Question: What steps should I take if the
lender does not pay my hazard insurance on time or at all and my
insurance is canceled?
Answer: Lenders are required by Section 6
to make escrow account disbursements on time. If a lender fails
to do so, a borrower may bring a private law suit under this Section.
Therefore, if you incur any damages due to the lender's negligence,
you may wish to consult an attorney.
You should also contact your lender immediately
and send a copy of the bill. Some lenders list a special address
and/or FAX number for insurance and tax bills. Keep checking with
the insurance company to make certain the bill is paid. You may
wish to pay the insurance company directly to avoid cancellation
of your policy and then seek a refund from your lender. Keep copies
of all your correspondence and payments. If you incur any damages
due to the lender's negligence, you may wish to consult an attorney.

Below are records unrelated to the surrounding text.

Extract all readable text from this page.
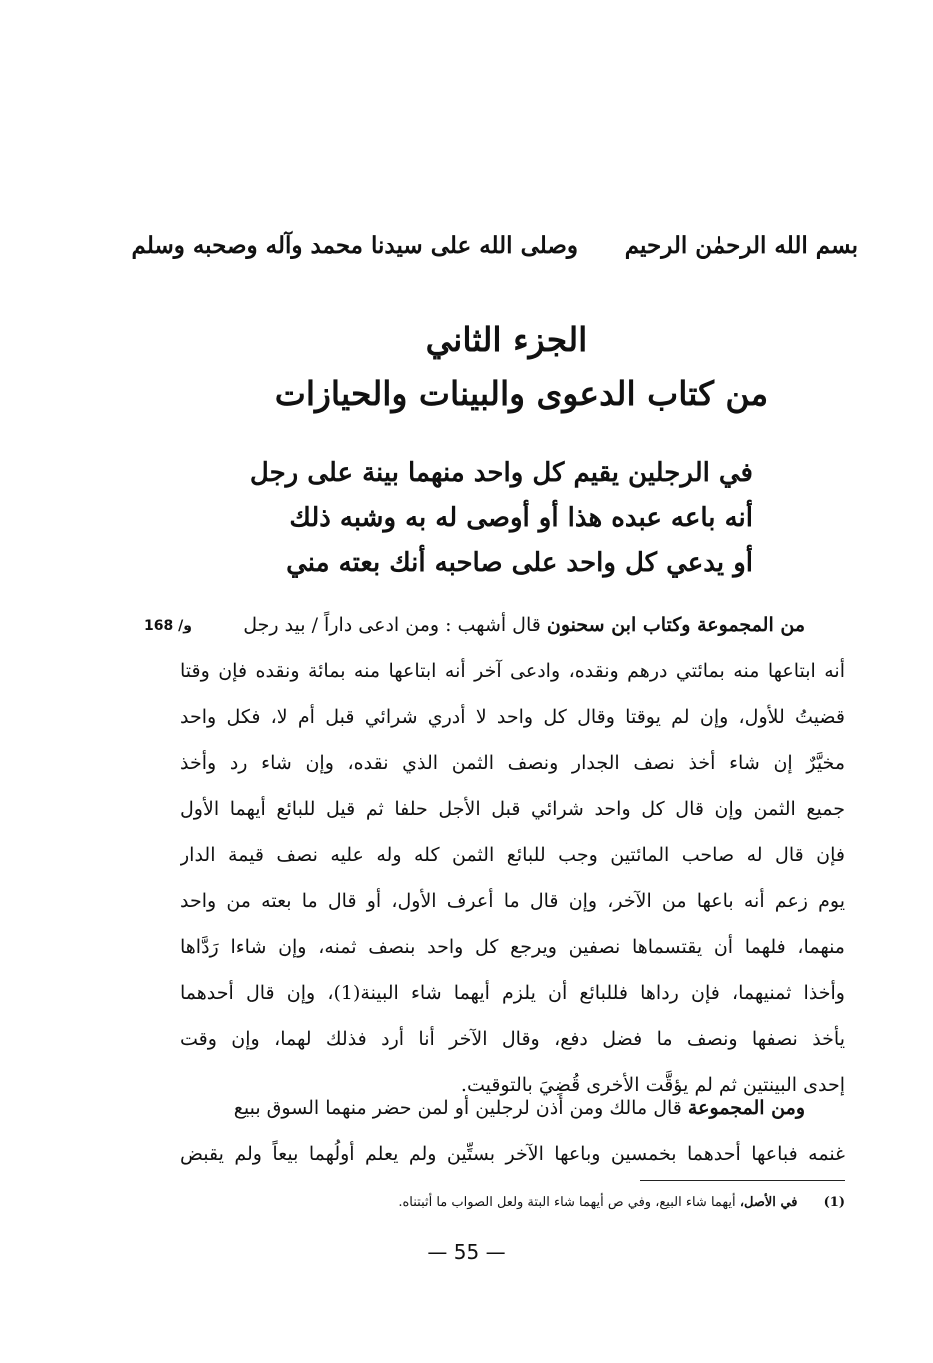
بسم الله الرحمٰن الرحيم
وصلى الله على سيدنا محمد وآله وصحبه وسلم
الجزء الثاني
من كتاب الدعوى والبينات والحيازات
في الرجلين يقيم كل واحد منهما بينة على رجل
أنه باعه عبده هذا أو أوصى له به وشبه ذلك
أو يدعي كل واحد على صاحبه أنك بعته مني
168 /و	من المجموعة وكتاب ابن سحنون قال أشهب : ومن ادعى داراً / بيد رجل
أنه ابتاعها منه بمائتي درهم ونقده، وادعى آخر أنه ابتاعها منه بمائة ونقده فإن وقتا
قضيتُ للأول، وإن لم يوقتا وقال كل واحد لا أدري شرائي قبل أم لا، فكل واحد
مخيَّرٌ إن شاء أخذ نصف الجدار ونصف الثمن الذي نقده، وإن شاء رد وأخذ
جميع الثمن وإن قال كل واحد شرائي قبل الأجل حلفا ثم قيل للبائع أيهما الأول
فإن قال له صاحب المائتين وجب للبائع الثمن كله وله عليه نصف قيمة الدار
يوم زعم أنه باعها من الآخر، وإن قال ما أعرف الأول، أو قال ما بعته من واحد
منهما، فلهما أن يقتسماها نصفين ويرجع كل واحد بنصف ثمنه، وإن شاءا رَدَّاها
وأخذا ثمنيهما، فإن رداها فللبائع أن يلزم أيهما شاء البينة(1)، وإن قال أحدهما
يأخذ نصفها ونصف ما فضل دفع، وقال الآخر أنا أرد فذلك لهما، وإن وقت
إحدى البينتين ثم لم يؤقَّت الأخرى قُضِيَ بالتوقيت.
ومن المجموعة قال مالك ومن أذن لرجلين أو لمن حضر منهما السوق ببيع
غنمه فباعها أحدهما بخمسين وباعها الآخر بستِّين ولم يعلم أولُهما بيعاً ولم يقبض
(1) في الأصل، أيهما شاء البيع، وفي ص أيهما شاء البتة ولعل الصواب ما أثبتناه.
— 55 —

Question: I got a notice that my hazard insurance
has been canceled. My lender force-placed hazard insurance with
a different company and it costs a lot more. Can a lender do this?

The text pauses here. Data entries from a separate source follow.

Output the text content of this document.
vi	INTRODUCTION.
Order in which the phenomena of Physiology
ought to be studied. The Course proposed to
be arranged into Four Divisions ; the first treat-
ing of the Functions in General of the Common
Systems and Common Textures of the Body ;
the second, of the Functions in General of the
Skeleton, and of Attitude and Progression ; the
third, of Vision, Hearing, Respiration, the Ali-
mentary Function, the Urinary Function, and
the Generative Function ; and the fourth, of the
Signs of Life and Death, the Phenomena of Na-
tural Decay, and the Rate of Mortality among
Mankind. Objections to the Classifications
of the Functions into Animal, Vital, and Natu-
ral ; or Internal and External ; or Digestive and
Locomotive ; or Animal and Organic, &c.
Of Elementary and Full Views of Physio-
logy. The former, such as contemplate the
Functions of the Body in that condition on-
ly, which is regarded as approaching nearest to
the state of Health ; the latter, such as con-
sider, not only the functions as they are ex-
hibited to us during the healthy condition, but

Answer: As long as your mortgage payment is
not more than 30 days late, Section 6 of RESPA requires the lender
to make escrow payments, for taxes, insurance, etc., in a timely
manner. You should write to your lender and complain. If your lender
does not refund the difference or otherwise resolve your complaint
satisfactorily, you may wish to file a complaint with HUD or the
Consumer Protection Office of your State Attorney General's Office.
You may also wish to consult an attorney.
Question: My loan was transferred to a new
lender. I made my loan payment on time, but to the old lender. Can
I be charged a late fee?
Answer: No. For 60 days, neither lender may
charge a late fee as long as you make your payment on time to the
previous lender or to the new lender. Your lender must send you
a notification 15 days before your payment is due to the new lender.
Both lenders must provide you with certain information about the
loan transfer, including: when the payment is due to the new lender,
the new lender's address, toll-free telephone numbers, etc.
Question: What steps should I take if I think
the lender is requiring too much money in my escrow account?
Answer: First, figure out the maximum amount
RESPA allows to be required in your escrow account from the example.
If you still believe your lender is requiring too much money, you
should contact your lender for an explanation.
Section 6 of RESPA provides that borrowers
may make a "qualified written request" to the lender concerning
the servicing of their loan account. The request should not be included
with the monthly mortgage payment. The lender must acknowledge the
complaint within 20 business days and must resolve the complaint
within 60 business days by correcting the account or giving a statement
of the reasons for its position. If you do not get a satisfactory
answer from the lender, you may wish to file a complaint with HUD.
You should continue to make your mortgage payment during this time.
Consumer Tips: Do's
* Do ask lenders what fees they charge, as
well as the interest rate and points, when shopping for a loan.
* Do ask the builder whether you are required
to use a certain provider in order to get a special concession.
* Do compare the costs of different settlement
service providers before agreeing to use one to whom you were referred.
* Do ask to see the HUD-1 Settlement Statement
a day before settlement, and compare the charges with those listed
on the Good Faith Estimate.
* Do question the lender and settlement agent
about any charges you do not understand.
* Keep making your mortgage payment on time,
even if you have sent a complaint to your lender.
* Do forward any tax or insurance bills you
receive, immediately to your lender. (If the lender is supposed
to pay the bill).
* Do check your annual escrow account statement
for mistakes.
* Do make a "qualified written request"
when asking your lender for information or making a complaint.
* Do read the FAQs about Escrow Accounts carefully
before filing an escrow complaint with a banking or government regulator.